Forum de la mémoire :«L’Algérie était déjà une nation citoyenne»

«L’Algérie était un Etat malgré le déni du colonisateur français de reconnaître cette vérité», a souligné l’historien Amar Belkhodja, lors d’une intervention au forum de la mémoire du quotidien El Moudjahid, à Alger.
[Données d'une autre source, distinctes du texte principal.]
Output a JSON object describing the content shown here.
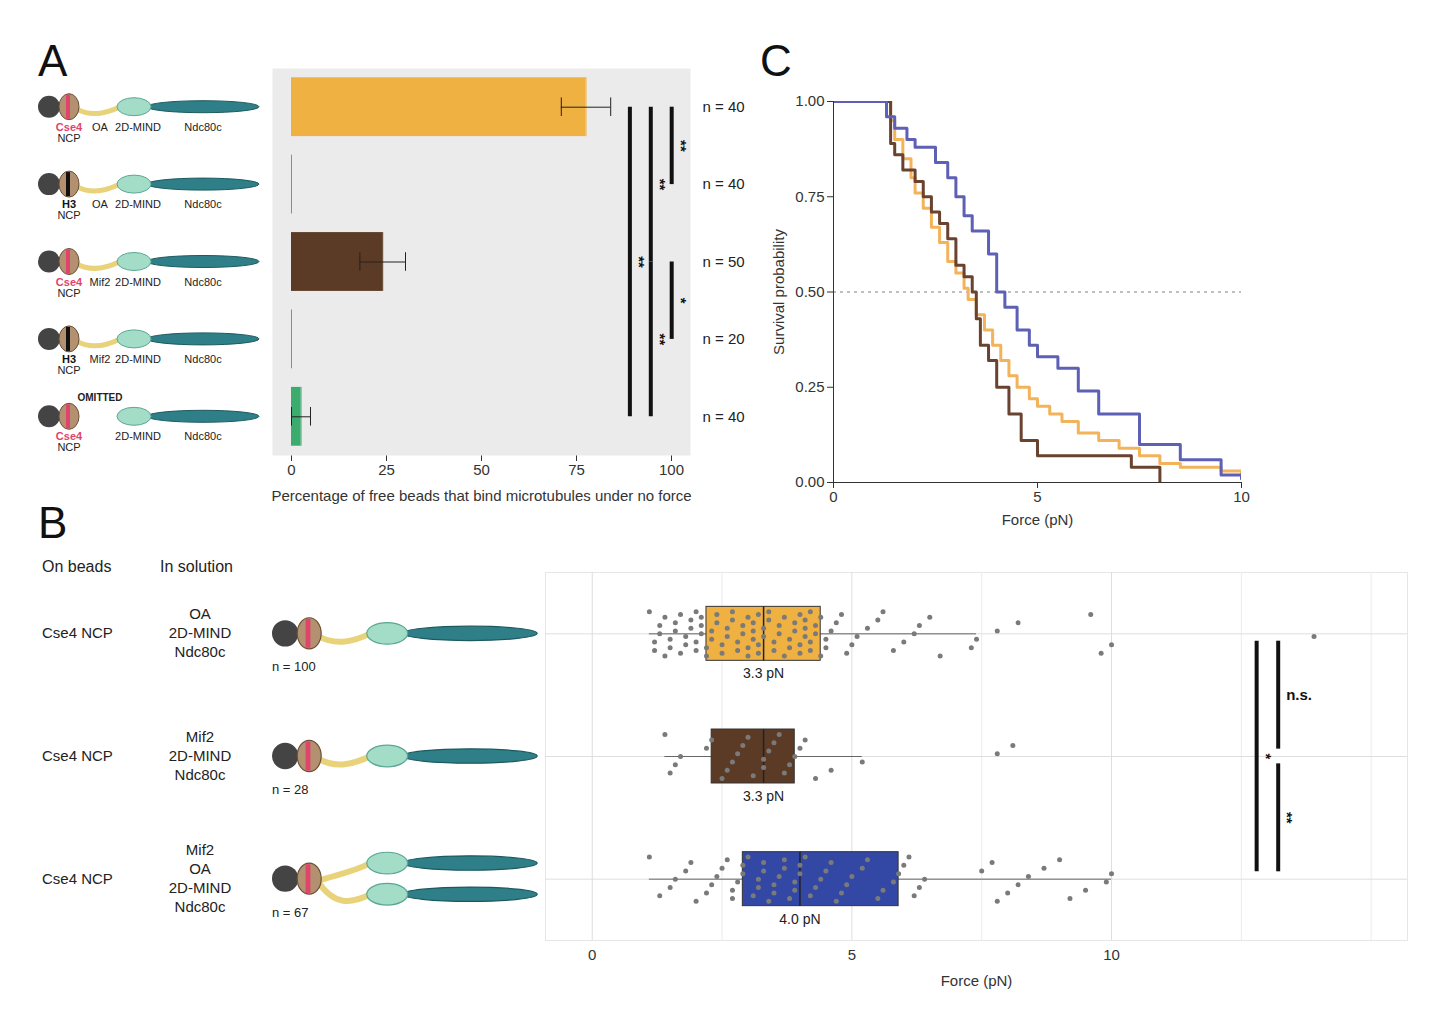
{
  "chart_data": [
    {
      "type": "bar",
      "panel": "A",
      "orientation": "horizontal",
      "cartoons": [
        {
          "ncp": "Cse4 NCP",
          "color": "#e0446c",
          "linker": "OA",
          "parts": [
            "2D-MIND",
            "Ndc80c"
          ]
        },
        {
          "ncp": "H3 NCP",
          "color": "#111111",
          "linker": "OA",
          "parts": [
            "2D-MIND",
            "Ndc80c"
          ]
        },
        {
          "ncp": "Cse4 NCP",
          "color": "#e0446c",
          "linker": "Mif2",
          "parts": [
            "2D-MIND",
            "Ndc80c"
          ]
        },
        {
          "ncp": "H3 NCP",
          "color": "#111111",
          "linker": "Mif2",
          "parts": [
            "2D-MIND",
            "Ndc80c"
          ]
        },
        {
          "ncp": "Cse4 NCP",
          "color": "#e0446c",
          "omitted": "OMITTED",
          "parts": [
            "2D-MIND",
            "Ndc80c"
          ]
        }
      ],
      "values": [
        77.5,
        0,
        24,
        0,
        2.5
      ],
      "errors": [
        6.5,
        0,
        6,
        0,
        2.5
      ],
      "colors": [
        "#f0b143",
        "#8c8c8c",
        "#5b3a26",
        "#8c8c8c",
        "#3bab6e"
      ],
      "n_labels": [
        "n = 40",
        "n = 40",
        "n = 50",
        "n = 20",
        "n = 40"
      ],
      "xlabel": "Percentage of free beads that bind microtubules under no force",
      "xlim": [
        -5,
        105
      ],
      "xticks": [
        0,
        25,
        50,
        75,
        100
      ],
      "grid": false,
      "significance": [
        {
          "from": 0,
          "to": 1,
          "label": "**"
        },
        {
          "from": 0,
          "to": 2,
          "label": "**"
        },
        {
          "from": 2,
          "to": 3,
          "label": "*"
        },
        {
          "from": 2,
          "to": 4,
          "label": "**"
        },
        {
          "from": 0,
          "to": 4,
          "label": "**"
        }
      ]
    },
    {
      "type": "box",
      "panel": "B",
      "orientation": "horizontal",
      "column_heads": [
        "On beads",
        "In solution"
      ],
      "rows": [
        {
          "on_beads": "Cse4 NCP",
          "in_solution": [
            "OA",
            "2D-MIND",
            "Ndc80c"
          ],
          "n_label": "n = 100",
          "color": "#f0b143",
          "q1": 2.2,
          "median": 3.3,
          "q3": 4.4,
          "whisker_low": 1.1,
          "whisker_high": 7.4,
          "median_label": "3.3 pN",
          "values": [
            1.1,
            1.2,
            1.2,
            1.3,
            1.3,
            1.4,
            1.4,
            1.5,
            1.5,
            1.6,
            1.6,
            1.7,
            1.7,
            1.8,
            1.8,
            1.9,
            1.9,
            2.0,
            2.0,
            2.0,
            2.1,
            2.1,
            2.1,
            2.2,
            2.2,
            2.3,
            2.3,
            2.4,
            2.4,
            2.5,
            2.5,
            2.6,
            2.6,
            2.7,
            2.7,
            2.8,
            2.8,
            2.9,
            2.9,
            3.0,
            3.0,
            3.0,
            3.1,
            3.1,
            3.1,
            3.2,
            3.2,
            3.2,
            3.3,
            3.3,
            3.4,
            3.4,
            3.5,
            3.5,
            3.6,
            3.6,
            3.7,
            3.7,
            3.8,
            3.8,
            3.9,
            3.9,
            4.0,
            4.0,
            4.0,
            4.1,
            4.1,
            4.1,
            4.2,
            4.2,
            4.2,
            4.3,
            4.3,
            4.4,
            4.4,
            4.5,
            4.5,
            4.6,
            4.7,
            4.8,
            4.9,
            5.0,
            5.1,
            5.3,
            5.5,
            5.6,
            5.8,
            6.0,
            6.2,
            6.3,
            6.5,
            6.7,
            7.3,
            7.4,
            7.8,
            8.2,
            9.6,
            9.8,
            10,
            13.9
          ]
        },
        {
          "on_beads": "Cse4 NCP",
          "in_solution": [
            "Mif2",
            "2D-MIND",
            "Ndc80c"
          ],
          "n_label": "n = 28",
          "color": "#5b3a26",
          "q1": 2.3,
          "median": 3.3,
          "q3": 3.9,
          "whisker_low": 1.4,
          "whisker_high": 5.2,
          "median_label": "3.3 pN",
          "values": [
            1.4,
            1.5,
            1.6,
            1.7,
            2.2,
            2.3,
            2.5,
            2.6,
            2.7,
            2.8,
            2.9,
            3.0,
            3.1,
            3.3,
            3.3,
            3.4,
            3.5,
            3.6,
            3.7,
            3.8,
            3.9,
            4.0,
            4.1,
            4.3,
            4.6,
            5.2,
            7.8,
            8.1
          ]
        },
        {
          "on_beads": "Cse4 NCP",
          "in_solution": [
            "Mif2",
            "OA",
            "2D-MIND",
            "Ndc80c"
          ],
          "n_label": "n = 67",
          "color": "#3347a5",
          "q1": 2.9,
          "median": 4.0,
          "q3": 5.9,
          "whisker_low": 1.1,
          "whisker_high": 10,
          "median_label": "4.0 pN",
          "values": [
            1.1,
            1.3,
            1.5,
            1.6,
            1.8,
            1.9,
            2.0,
            2.2,
            2.3,
            2.4,
            2.5,
            2.6,
            2.7,
            2.7,
            2.8,
            2.9,
            2.9,
            3.0,
            3.1,
            3.2,
            3.2,
            3.3,
            3.3,
            3.4,
            3.5,
            3.5,
            3.6,
            3.7,
            3.7,
            3.8,
            3.9,
            3.9,
            4.0,
            4.0,
            4.1,
            4.2,
            4.3,
            4.4,
            4.5,
            4.6,
            4.7,
            4.8,
            4.9,
            5.0,
            5.2,
            5.3,
            5.5,
            5.6,
            5.8,
            5.9,
            6.0,
            6.1,
            6.2,
            6.3,
            6.4,
            7.5,
            7.7,
            7.8,
            8.0,
            8.2,
            8.4,
            8.7,
            9.0,
            9.2,
            9.5,
            9.9,
            10
          ]
        }
      ],
      "xlabel": "Force (pN)",
      "xlim": [
        -0.9,
        15.7
      ],
      "xticks": [
        0,
        5,
        10
      ],
      "minor_grid": [
        2.5,
        7.5,
        12.5,
        15
      ],
      "grid": true,
      "significance": [
        {
          "from": 0,
          "to": 2,
          "label": "*"
        },
        {
          "from": 0,
          "to": 1,
          "label": "n.s."
        },
        {
          "from": 1,
          "to": 2,
          "label": "**"
        }
      ]
    },
    {
      "type": "line",
      "panel": "C",
      "line_style": "step",
      "xlabel": "Force (pN)",
      "ylabel": "Survival probability",
      "xlim": [
        0,
        10
      ],
      "xticks": [
        0,
        5,
        10
      ],
      "ylim": [
        0,
        1
      ],
      "yticks": [
        {
          "value": 0,
          "label": "0.00"
        },
        {
          "value": 0.25,
          "label": "0.25"
        },
        {
          "value": 0.5,
          "label": "0.50"
        },
        {
          "value": 0.75,
          "label": "0.75"
        },
        {
          "value": 1,
          "label": "1.00"
        }
      ],
      "reference_line": 0.5,
      "series": [
        {
          "color": "#f2b35a",
          "x": [
            0,
            1.4,
            1.5,
            1.7,
            1.9,
            2.0,
            2.2,
            2.4,
            2.6,
            2.8,
            3.0,
            3.2,
            3.3,
            3.5,
            3.7,
            3.9,
            4.1,
            4.3,
            4.5,
            4.8,
            5.0,
            5.3,
            5.6,
            6.0,
            6.5,
            7.0,
            7.5,
            8.0,
            8.5,
            9.5,
            10
          ],
          "values": [
            1.0,
            0.95,
            0.9,
            0.85,
            0.8,
            0.76,
            0.72,
            0.67,
            0.63,
            0.58,
            0.55,
            0.51,
            0.48,
            0.44,
            0.4,
            0.36,
            0.32,
            0.28,
            0.25,
            0.22,
            0.2,
            0.18,
            0.16,
            0.13,
            0.11,
            0.09,
            0.07,
            0.05,
            0.04,
            0.03,
            0.01
          ]
        },
        {
          "color": "#6a4330",
          "x": [
            0,
            1.4,
            1.5,
            1.7,
            2.0,
            2.2,
            2.4,
            2.6,
            2.8,
            3.0,
            3.2,
            3.4,
            3.5,
            3.6,
            3.8,
            4.0,
            4.3,
            4.6,
            5.0,
            7.3,
            8.0
          ],
          "values": [
            1,
            0.89,
            0.86,
            0.82,
            0.79,
            0.75,
            0.71,
            0.68,
            0.64,
            0.57,
            0.54,
            0.5,
            0.43,
            0.36,
            0.32,
            0.25,
            0.18,
            0.11,
            0.07,
            0.04,
            0
          ]
        },
        {
          "color": "#5d60b5",
          "x": [
            0,
            1.3,
            1.5,
            1.8,
            2.0,
            2.5,
            2.8,
            3.0,
            3.2,
            3.4,
            3.8,
            4.0,
            4.2,
            4.5,
            4.8,
            5.0,
            5.5,
            6.0,
            6.5,
            7.5,
            8.5,
            9.5,
            10
          ],
          "values": [
            1,
            0.96,
            0.93,
            0.9,
            0.88,
            0.84,
            0.8,
            0.75,
            0.7,
            0.66,
            0.6,
            0.5,
            0.46,
            0.4,
            0.36,
            0.33,
            0.3,
            0.24,
            0.18,
            0.1,
            0.06,
            0.02,
            0.01
          ]
        }
      ]
    }
  ]
}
La conférence historique a été organisée conjointement entre le quotidien El Moudjahid et l’association Machaâl Echahid, placée sous le thème «Mémoire et citoyenneté». Amar Belkhodja, qui avait rappelé que l’Emir Abdelkader avait été précurseur dans l’établissement des fondements des droits de l’homme et des prisonniers, était appelé «Abdelkader El Djazaïri», ce qui fait directement référence à son appartenance à l’Algérie en tant que pays et nation. «Le colonisateur a voulu instaurer l’idée d’une nation désunie, donnant les noms de régence et de tribus à nos régions tandis qu’elles étaient déjà unies», martèle l’intervenant. Selon lui, les concepts de citoyenneté et de nation sont des définitions qui se rapportent à la conviction d’appartenance à une nation, de partager des valeurs et des mœurs, et de se sentir appartenir à cette terre. «Des valeurs qui étaient d’ores et déjà très ancrées en chacun à l’époque. Le concept de citoyenneté algérienne existait alors bien durant l’époque coloniale, malgré les vaines tentatives trompeuses du colonisateur», a-t-il poursuivi. De son côté, Ameur Rekhila, chercheur en histoire, a épilogué sur la dimension révolutionnaire et son importance dans la constitution de la citoyenneté de notre nation. Rekhila survolera bien des haltes et événements historiques, notamment la Bataille d’Alger, pour en tirer cette dimension consubstantielle de la mémoire et de la citoyenneté algérienne.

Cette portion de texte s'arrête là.